Pest fish putting native whitebait at risk


Pest fish that attack native fish could lead to native whitebait being wiped out in some lowland Manawatu waterways.

The pest fish have been found in high numbers in Manawatu.

Surveys were carried out more than a decade after extensive investigations by the Department of Conservation revealed high numbers of gambusia and koi carp.

Some eradication work was done and public awareness increased of how to curb the infestation.

Ecologists Natasha Petrove and Ursula Brandes were employed by DOC to see the effects of that eradication 10 years down the track.

The gambusia fish, also known as mosquito fish, is found in several Manawatu waterways.

The fish was introduced to New Zealand to control mosquito populations. However, it was discovered native fish were much better at it and gambusia were attacking native fish by nipping at their fins and eyes. They also competed with native fish for habitat and food.

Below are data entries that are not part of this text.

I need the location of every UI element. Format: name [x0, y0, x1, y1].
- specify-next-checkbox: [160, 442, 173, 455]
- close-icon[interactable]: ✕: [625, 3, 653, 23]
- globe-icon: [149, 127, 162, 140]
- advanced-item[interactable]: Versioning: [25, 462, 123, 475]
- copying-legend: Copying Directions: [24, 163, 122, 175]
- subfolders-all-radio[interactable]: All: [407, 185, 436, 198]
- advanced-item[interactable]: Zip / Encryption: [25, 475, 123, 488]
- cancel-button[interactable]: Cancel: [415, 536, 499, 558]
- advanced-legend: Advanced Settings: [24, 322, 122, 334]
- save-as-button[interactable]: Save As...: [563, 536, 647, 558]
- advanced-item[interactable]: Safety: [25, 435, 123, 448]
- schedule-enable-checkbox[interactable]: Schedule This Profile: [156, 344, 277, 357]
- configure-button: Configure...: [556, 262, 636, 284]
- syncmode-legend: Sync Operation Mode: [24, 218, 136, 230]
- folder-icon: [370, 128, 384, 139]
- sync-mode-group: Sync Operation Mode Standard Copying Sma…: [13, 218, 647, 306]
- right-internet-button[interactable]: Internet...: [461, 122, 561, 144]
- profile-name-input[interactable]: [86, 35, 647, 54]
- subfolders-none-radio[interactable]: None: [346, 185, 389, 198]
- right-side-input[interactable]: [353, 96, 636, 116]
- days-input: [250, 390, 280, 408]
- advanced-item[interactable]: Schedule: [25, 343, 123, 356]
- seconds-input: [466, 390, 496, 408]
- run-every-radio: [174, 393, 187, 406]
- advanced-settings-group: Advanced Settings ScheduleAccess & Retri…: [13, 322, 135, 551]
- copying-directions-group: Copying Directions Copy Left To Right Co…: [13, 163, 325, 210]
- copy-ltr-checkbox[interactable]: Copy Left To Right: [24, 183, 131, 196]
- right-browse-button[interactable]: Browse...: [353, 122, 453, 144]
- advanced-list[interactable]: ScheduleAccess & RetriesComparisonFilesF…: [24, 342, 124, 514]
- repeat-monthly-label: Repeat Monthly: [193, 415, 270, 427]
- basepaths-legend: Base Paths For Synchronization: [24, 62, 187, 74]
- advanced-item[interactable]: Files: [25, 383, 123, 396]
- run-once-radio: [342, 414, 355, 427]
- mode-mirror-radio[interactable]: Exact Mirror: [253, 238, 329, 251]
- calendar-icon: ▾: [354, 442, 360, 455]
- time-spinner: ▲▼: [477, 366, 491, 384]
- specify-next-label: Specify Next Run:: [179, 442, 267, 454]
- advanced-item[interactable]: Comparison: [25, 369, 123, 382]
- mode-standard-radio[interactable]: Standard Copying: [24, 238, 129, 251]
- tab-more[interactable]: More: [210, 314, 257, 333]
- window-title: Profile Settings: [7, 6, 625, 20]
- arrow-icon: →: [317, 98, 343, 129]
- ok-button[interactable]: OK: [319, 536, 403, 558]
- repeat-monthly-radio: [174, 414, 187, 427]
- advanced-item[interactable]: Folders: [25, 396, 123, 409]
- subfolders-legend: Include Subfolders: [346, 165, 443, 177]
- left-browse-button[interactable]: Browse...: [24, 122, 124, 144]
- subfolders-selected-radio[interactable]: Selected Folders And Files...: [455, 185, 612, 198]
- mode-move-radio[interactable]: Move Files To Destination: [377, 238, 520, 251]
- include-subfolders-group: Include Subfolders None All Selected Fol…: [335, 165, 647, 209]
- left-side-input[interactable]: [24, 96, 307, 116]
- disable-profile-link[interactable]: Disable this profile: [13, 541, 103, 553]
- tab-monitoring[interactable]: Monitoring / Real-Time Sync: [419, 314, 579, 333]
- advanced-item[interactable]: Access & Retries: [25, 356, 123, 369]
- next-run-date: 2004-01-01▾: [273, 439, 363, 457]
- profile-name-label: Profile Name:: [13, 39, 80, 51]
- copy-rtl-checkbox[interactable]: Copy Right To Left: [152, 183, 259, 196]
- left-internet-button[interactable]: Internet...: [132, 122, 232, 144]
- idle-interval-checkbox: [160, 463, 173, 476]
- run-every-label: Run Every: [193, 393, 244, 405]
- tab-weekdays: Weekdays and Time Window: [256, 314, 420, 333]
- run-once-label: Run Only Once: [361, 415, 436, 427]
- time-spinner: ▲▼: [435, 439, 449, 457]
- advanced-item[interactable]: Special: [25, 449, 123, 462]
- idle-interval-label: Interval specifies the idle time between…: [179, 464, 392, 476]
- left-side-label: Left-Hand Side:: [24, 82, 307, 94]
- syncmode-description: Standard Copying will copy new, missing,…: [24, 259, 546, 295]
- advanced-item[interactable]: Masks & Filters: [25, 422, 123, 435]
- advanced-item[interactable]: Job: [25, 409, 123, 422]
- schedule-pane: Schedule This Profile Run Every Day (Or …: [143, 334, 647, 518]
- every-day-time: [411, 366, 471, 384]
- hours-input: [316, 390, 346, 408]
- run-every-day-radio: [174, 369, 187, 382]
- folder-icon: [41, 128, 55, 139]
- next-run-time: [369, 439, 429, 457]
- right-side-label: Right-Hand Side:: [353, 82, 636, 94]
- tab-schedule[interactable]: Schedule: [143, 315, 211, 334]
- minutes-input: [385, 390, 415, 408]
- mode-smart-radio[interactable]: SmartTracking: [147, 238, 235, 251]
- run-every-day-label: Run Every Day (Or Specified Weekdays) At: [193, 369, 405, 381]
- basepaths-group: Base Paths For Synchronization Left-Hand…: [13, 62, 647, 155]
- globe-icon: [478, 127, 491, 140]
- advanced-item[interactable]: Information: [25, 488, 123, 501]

Gambusia bred quickly and could quickly outnumber native fish.

“Unfortunately, we’ve now got these very aggressive, invasive little fish in lots of waterways,” Miss Petrove said.

“This could lead to our native whitebait species being excluded from lowland waterways.”

The gambusia appeared to be taking hold. Ecologists have recorded sightings in several sites in Manawatu, including Makowhai Stream near Sanson and Burke’s Drain just south of Palmerston North.

“This is a shame, as they are very difficult to control once they are established in flowing water,” Miss Petrove said.

Koi carp were less of a problem but were destructive in high numbers. They were released into waterways as ornamental fish, but deteriorated water quality and competed with native fish for their habitat.

Koi carp were only found in one of the sites surveyed by the ecologists, but were believed to be more widespread than the surveying revealed, with many people reporting sightings in other areas.

DOC said people spread these fish both accidentally and on purpose. Pest fish such as gambusia and koi carp could be inadvertently released into new waterways through transferring plants such as oxygen weed and water lilies.

Fish eggs and fry could be transported on leaves.